Vehicle Preparation and Roadside Emergencies

Recommendations for vehicle preparation, emergencies, and precautions for hazardous weather

Reasons to be Prepared

  • Snow, ice, water, can cause you to leave the roadway.
  • 2014 Example15-flood (Nevada).  Several portions of I-15 north of Moapa were ripped away by floodwaters that tore through Southern Nevada  during a once-in-a-century storm, rendering several parts of the freeway impassable to traffic. People stuck and waiting for long period and then eventually re-routed, some of them about four-five hours out of their way.
Natural Disasters
  • Fire on I-15 a few months ago (re-route all traffic through Hurricane and Laverkin
  • Approx. ten years ago fire on I-15 near Cedar City that halted traffic for 3-4 hours
  • Seems every year there is a brush fire – side of the road that halts traffic
  • Possible earthquake damage
Wrong Roads
Stories – Man / Woman say they were led by GPS on wrong road. She was later found dazed on ground (dehydrated), he was found in a trailer he located while trying to hike out to find help.

Back-Country Travel Precautions
  • Avoid backcountry routes unless familiar with route and road conditions.
  • If going to a remote area, let others know your route and expected return time.
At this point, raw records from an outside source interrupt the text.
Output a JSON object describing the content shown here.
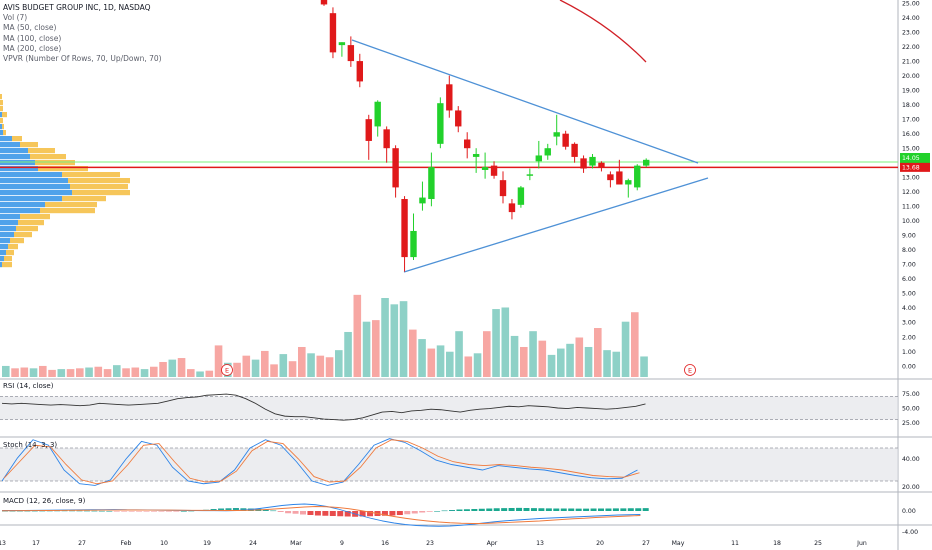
{
  "legend": {
    "title": "AVIS BUDGET GROUP INC, 1D, NASDAQ",
    "vol": "Vol (7)",
    "ma50": "MA (50, close)",
    "ma100": "MA (100, close)",
    "ma200": "MA (200, close)",
    "vpvr": "VPVR (Number Of Rows, 70, Up/Down, 70)"
  },
  "panels": {
    "rsi": "RSI (14, close)",
    "stoch": "Stoch (14, 3, 3)",
    "macd": "MACD (12, 26, close, 9)"
  },
  "colors": {
    "up": "#22d12b",
    "down": "#e0191a",
    "vol_up": "#8ed1c7",
    "vol_down": "#f7a7a3",
    "vpvr_up": "#3d98e8",
    "vpvr_down": "#f5c048",
    "trendline": "#4e91d6",
    "ma_red": "#d12027",
    "support": "#e0191a",
    "resist": "#7cf07c"
  },
  "chart_data": {
    "type": "candlestick",
    "price_axis": [
      "25.00",
      "24.00",
      "23.00",
      "22.00",
      "21.00",
      "20.00",
      "19.00",
      "18.00",
      "17.00",
      "16.00",
      "15.00",
      "14.00",
      "13.00",
      "12.00",
      "11.00",
      "10.00",
      "9.00",
      "8.00",
      "7.00",
      "6.00",
      "5.00",
      "4.00",
      "3.00",
      "2.00",
      "1.00",
      "0.00"
    ],
    "price_labels": {
      "last": "14.05",
      "current": "14.05",
      "support": "13.68"
    },
    "support_level": 13.68,
    "resistance_level": 14.05,
    "rsi_axis": [
      "75.00",
      "50.00",
      "25.00"
    ],
    "stoch_axis": [
      "40.00",
      "20.00"
    ],
    "macd_axis": [
      "0.00",
      "-4.00"
    ],
    "date_axis": [
      "13",
      "17",
      "27",
      "Feb",
      "10",
      "19",
      "24",
      "Mar",
      "9",
      "16",
      "23",
      "Apr",
      "13",
      "20",
      "27",
      "May",
      "11",
      "18",
      "25",
      "Jun"
    ],
    "earnings_marker": "E",
    "candles": [
      {
        "o": 25.3,
        "h": 25.6,
        "l": 24.8,
        "c": 24.9
      },
      {
        "o": 24.3,
        "h": 24.7,
        "l": 21.2,
        "c": 21.6
      },
      {
        "o": 22.1,
        "h": 22.3,
        "l": 21.3,
        "c": 22.3
      },
      {
        "o": 22.1,
        "h": 22.7,
        "l": 20.6,
        "c": 21.0
      },
      {
        "o": 21.0,
        "h": 21.5,
        "l": 19.2,
        "c": 19.6
      },
      {
        "o": 17.0,
        "h": 17.3,
        "l": 14.2,
        "c": 15.5
      },
      {
        "o": 16.5,
        "h": 18.3,
        "l": 15.8,
        "c": 18.2
      },
      {
        "o": 16.3,
        "h": 16.5,
        "l": 14.0,
        "c": 15.0
      },
      {
        "o": 15.0,
        "h": 15.2,
        "l": 11.6,
        "c": 12.3
      },
      {
        "o": 11.5,
        "h": 11.7,
        "l": 6.5,
        "c": 7.5
      },
      {
        "o": 7.5,
        "h": 10.5,
        "l": 7.3,
        "c": 9.3
      },
      {
        "o": 11.2,
        "h": 12.7,
        "l": 10.7,
        "c": 11.6
      },
      {
        "o": 11.5,
        "h": 14.7,
        "l": 11.0,
        "c": 13.7
      },
      {
        "o": 15.3,
        "h": 18.5,
        "l": 15.0,
        "c": 18.1
      },
      {
        "o": 19.4,
        "h": 20.0,
        "l": 17.1,
        "c": 17.6
      },
      {
        "o": 17.6,
        "h": 17.9,
        "l": 16.1,
        "c": 16.5
      },
      {
        "o": 15.6,
        "h": 16.1,
        "l": 14.3,
        "c": 15.0
      },
      {
        "o": 14.4,
        "h": 15.0,
        "l": 13.3,
        "c": 14.6
      },
      {
        "o": 13.5,
        "h": 14.7,
        "l": 12.9,
        "c": 13.7
      },
      {
        "o": 13.8,
        "h": 14.1,
        "l": 12.9,
        "c": 13.1
      },
      {
        "o": 12.8,
        "h": 13.4,
        "l": 11.2,
        "c": 11.7
      },
      {
        "o": 11.2,
        "h": 11.5,
        "l": 10.1,
        "c": 10.6
      },
      {
        "o": 11.1,
        "h": 12.4,
        "l": 10.9,
        "c": 12.3
      },
      {
        "o": 13.1,
        "h": 13.6,
        "l": 12.8,
        "c": 13.2
      },
      {
        "o": 14.1,
        "h": 15.5,
        "l": 13.6,
        "c": 14.5
      },
      {
        "o": 14.5,
        "h": 15.3,
        "l": 14.2,
        "c": 15.0
      },
      {
        "o": 15.8,
        "h": 17.3,
        "l": 15.2,
        "c": 16.1
      },
      {
        "o": 16.0,
        "h": 16.2,
        "l": 14.9,
        "c": 15.1
      },
      {
        "o": 15.3,
        "h": 15.4,
        "l": 14.0,
        "c": 14.4
      },
      {
        "o": 14.3,
        "h": 14.5,
        "l": 13.3,
        "c": 13.6
      },
      {
        "o": 13.8,
        "h": 14.6,
        "l": 13.6,
        "c": 14.4
      },
      {
        "o": 14.0,
        "h": 14.1,
        "l": 13.4,
        "c": 13.7
      },
      {
        "o": 13.2,
        "h": 13.4,
        "l": 12.3,
        "c": 12.8
      },
      {
        "o": 13.4,
        "h": 14.2,
        "l": 12.5,
        "c": 12.5
      },
      {
        "o": 12.5,
        "h": 12.9,
        "l": 11.6,
        "c": 12.8
      },
      {
        "o": 12.3,
        "h": 13.9,
        "l": 12.1,
        "c": 13.8
      },
      {
        "o": 13.8,
        "h": 14.3,
        "l": 13.7,
        "c": 14.2
      }
    ],
    "volume": [
      0.7,
      0.55,
      0.6,
      0.55,
      0.7,
      0.45,
      0.5,
      0.5,
      0.55,
      0.6,
      0.65,
      0.5,
      0.75,
      0.55,
      0.6,
      0.5,
      0.65,
      0.95,
      1.1,
      1.2,
      0.5,
      0.35,
      0.4,
      2.0,
      0.9,
      0.9,
      1.35,
      1.1,
      1.65,
      0.8,
      1.45,
      1.0,
      1.9,
      1.5,
      1.35,
      1.25,
      1.7,
      2.85,
      5.2,
      3.5,
      3.6,
      5.0,
      4.6,
      4.8,
      3.0,
      2.4,
      1.8,
      2.0,
      1.6,
      2.9,
      1.3,
      1.5,
      2.9,
      4.3,
      4.4,
      2.6,
      1.9,
      2.9,
      2.3,
      1.4,
      1.8,
      2.1,
      2.5,
      1.9,
      3.1,
      1.7,
      1.6,
      3.5,
      4.1,
      1.3
    ],
    "rsi": [
      58,
      57,
      58,
      57,
      56,
      55,
      56,
      55,
      54,
      55,
      58,
      57,
      56,
      55,
      56,
      57,
      58,
      62,
      66,
      68,
      69,
      72,
      73,
      74,
      72,
      66,
      58,
      48,
      40,
      36,
      35,
      35,
      33,
      31,
      30,
      29,
      30,
      33,
      38,
      43,
      44,
      42,
      45,
      46,
      48,
      47,
      45,
      43,
      46,
      48,
      49,
      51,
      53,
      52,
      54,
      53,
      52,
      50,
      49,
      51,
      50,
      49,
      48,
      49,
      51,
      53,
      57
    ],
    "stoch_k": [
      20,
      62,
      95,
      85,
      40,
      15,
      12,
      22,
      60,
      92,
      85,
      45,
      20,
      15,
      18,
      40,
      80,
      95,
      85,
      55,
      20,
      12,
      18,
      50,
      85,
      97,
      90,
      75,
      58,
      50,
      45,
      40,
      48,
      45,
      42,
      40,
      35,
      30,
      26,
      24,
      25,
      40
    ],
    "stoch_d": [
      25,
      55,
      85,
      82,
      50,
      22,
      15,
      20,
      50,
      85,
      88,
      55,
      25,
      18,
      20,
      38,
      75,
      92,
      88,
      60,
      28,
      18,
      20,
      45,
      80,
      95,
      92,
      80,
      65,
      55,
      50,
      48,
      50,
      48,
      45,
      43,
      40,
      35,
      30,
      28,
      27,
      35
    ],
    "macd_hist": [
      0.05,
      0.05,
      0.06,
      0.07,
      0.08,
      0.1,
      0.12,
      0.14,
      0.15,
      0.14,
      0.12,
      0.1,
      0.08,
      0.05,
      0.02,
      -0.02,
      -0.05,
      -0.08,
      -0.1,
      -0.12,
      -0.13,
      -0.1,
      -0.06,
      -0.03,
      0.0,
      0.1,
      0.3,
      0.5,
      0.8,
      1.0,
      1.1,
      1.2,
      1.1,
      1.0,
      0.9,
      0.6,
      0.2,
      -0.4,
      -0.9,
      -1.1,
      -1.4,
      -1.6,
      -1.8,
      -1.9,
      -2.0,
      -2.1,
      -2.2,
      -2.3,
      -2.2,
      -2.1,
      -2.0,
      -1.9,
      -1.8,
      -1.6,
      -1.3,
      -1.0,
      -0.6,
      -0.3,
      0.0,
      0.2,
      0.4,
      0.6,
      0.7,
      0.8,
      0.9,
      1.0,
      1.1,
      1.15,
      1.2,
      1.25,
      1.2,
      1.15,
      1.1,
      1.05,
      1.0,
      1.0,
      1.0,
      0.95,
      0.95,
      1.0,
      1.0,
      1.0,
      1.05,
      1.05,
      1.1,
      1.1,
      1.15
    ],
    "macd_line": [
      0.2,
      0.2,
      0.22,
      0.25,
      0.3,
      0.35,
      0.4,
      0.45,
      0.5,
      0.52,
      0.55,
      0.5,
      0.45,
      0.4,
      0.35,
      0.3,
      0.25,
      0.2,
      0.15,
      0.12,
      0.1,
      0.2,
      0.5,
      1.0,
      1.6,
      2.2,
      2.6,
      2.8,
      2.5,
      1.8,
      0.8,
      -0.5,
      -1.8,
      -3.0,
      -4.0,
      -4.8,
      -5.4,
      -5.8,
      -6.0,
      -6.1,
      -6.0,
      -5.7,
      -5.3,
      -4.8,
      -4.3,
      -3.9,
      -3.6,
      -3.3,
      -3.0,
      -2.8,
      -2.6,
      -2.4,
      -2.2,
      -2.0,
      -1.8,
      -1.6,
      -1.5,
      -1.4
    ],
    "signal_line": [
      0.1,
      0.12,
      0.15,
      0.18,
      0.2,
      0.23,
      0.26,
      0.3,
      0.33,
      0.36,
      0.38,
      0.4,
      0.4,
      0.39,
      0.37,
      0.35,
      0.32,
      0.28,
      0.25,
      0.22,
      0.2,
      0.2,
      0.28,
      0.45,
      0.7,
      1.0,
      1.3,
      1.6,
      1.8,
      1.7,
      1.4,
      0.9,
      0.2,
      -0.6,
      -1.4,
      -2.2,
      -2.9,
      -3.5,
      -4.0,
      -4.4,
      -4.7,
      -4.9,
      -5.0,
      -5.0,
      -4.8,
      -4.6,
      -4.4,
      -4.2,
      -4.0,
      -3.7,
      -3.4,
      -3.1,
      -2.9,
      -2.6,
      -2.4,
      -2.2,
      -2.0,
      -1.8
    ],
    "vpvr": [
      {
        "up": 0,
        "down": 2
      },
      {
        "up": 0,
        "down": 3
      },
      {
        "up": 0,
        "down": 3
      },
      {
        "up": 2,
        "down": 5
      },
      {
        "up": 0,
        "down": 3
      },
      {
        "up": 2,
        "down": 2
      },
      {
        "up": 3,
        "down": 3
      },
      {
        "up": 12,
        "down": 10
      },
      {
        "up": 20,
        "down": 18
      },
      {
        "up": 28,
        "down": 27
      },
      {
        "up": 30,
        "down": 36
      },
      {
        "up": 35,
        "down": 40
      },
      {
        "up": 38,
        "down": 50
      },
      {
        "up": 62,
        "down": 58
      },
      {
        "up": 68,
        "down": 62
      },
      {
        "up": 70,
        "down": 58
      },
      {
        "up": 72,
        "down": 58
      },
      {
        "up": 62,
        "down": 44
      },
      {
        "up": 45,
        "down": 52
      },
      {
        "up": 40,
        "down": 55
      },
      {
        "up": 20,
        "down": 30
      },
      {
        "up": 18,
        "down": 26
      },
      {
        "up": 16,
        "down": 22
      },
      {
        "up": 14,
        "down": 18
      },
      {
        "up": 10,
        "down": 14
      },
      {
        "up": 8,
        "down": 10
      },
      {
        "up": 6,
        "down": 8
      },
      {
        "up": 4,
        "down": 8
      },
      {
        "up": 2,
        "down": 10
      }
    ]
  }
}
Be prepared for extreme situations by carrying an emergency road kit with the following items:

  • Cell phone; portable charger and extra batteries
  • Windshield scraper
  • Battery-powered radio, extra batteries
  • Flashlights
  • Snack food and bottled water
  • Warm clothes: Extra hats, coats, mittens, change of clothes
  • Blankets
  • Chains, rope, or tow strap
  • Tire chains
  • Spare gas
  • Canned compressed air with sealant (emergency tire repair)
  • Road salt, sand, or kitty litter
  • Booster / jumper cables, or battery starter
  • Bright colored flag or help signs, emergency distress flag, and/or emergency flares
  • Lighter / Matches (waterproof matches and a can to melt snow for water)
  • Basic first aid kit with any necessary medications and a pocket knife
  • Hi-lift jack
  • Spare tire with keys for locking lug nuts
  • Spare keys
  • Folding Shovel
  • Tool kit
  • Duct tape
  • Trash bags
  • Road maps, compass
  • Towels, paper towels

If you find yourself in a situation where you may be stuck, stalled, or worse, follow these recommendations that could save your life in extreme conditions.

  1. Stay in your car
  2. Disorientation occurs quickly in wind-driven snow and cold.
  3. Run the motor about ten minutes each hour for heat.
  4. Open the window a little for fresh air to avoid carbon monoxide poisoning.
  5. Make sure the exhaust pipe is not blocked.
  6. Make yourself visible to rescuers.
  7. Turn on the dome light at night when running engine.
  8. Tie a colored cloth (preferably red) to your antenna or door.
  9. Raise the hood indicating trouble after snow stops falling.
  10. Exercise from time to time, by vigorously moving arms, legs, fingers and toes to keep blood circulating and to keep warm.
  11. Wear a hat, half your body heat loss can be from the head.
  12. Cover your mouth to protect your lungs from extreme cold.
  13. Mittens, snug at the wrist, are better than gloves.
  14. Loose-fitting, lightweight, warm clothing in several layers is best, trapped air insulates and layers can be removed to avoid perspiration and subsequent chills.
  15. Outer garments should be tightly woven, water repellent and hooded.
  16. Safely removing tires and upholstery from your vehicle and lighting them on fire in a cleared area will create smoke to facilitate your being located.

Car Safety Tips

  • Keep your gas tank full in case of evacuation or power outages. A full tank will also keep the fuel line from freezing.
  • Install good winter tires and make sure they have enough tread, or any chains or studs required in your local area.
  • Do not drive through flooded areas. Six inches of water can cause a vehicle to lose control or possibly stall. A foot of water will float many cars.
  • Be aware of areas where floodwaters have receded. Roads may have weakened and could collapse under the weight of a car.
  • If a power line falls on your car you are at risk of electrical shock. Stay inside until a trained person removes the wire.
  • If it becomes hard to control the car, pull over, stop the car and set the parking brake.
  • If the emergency could affect the stability of the roadway avoid overpasses, bridges, power lines, signs and other hazards.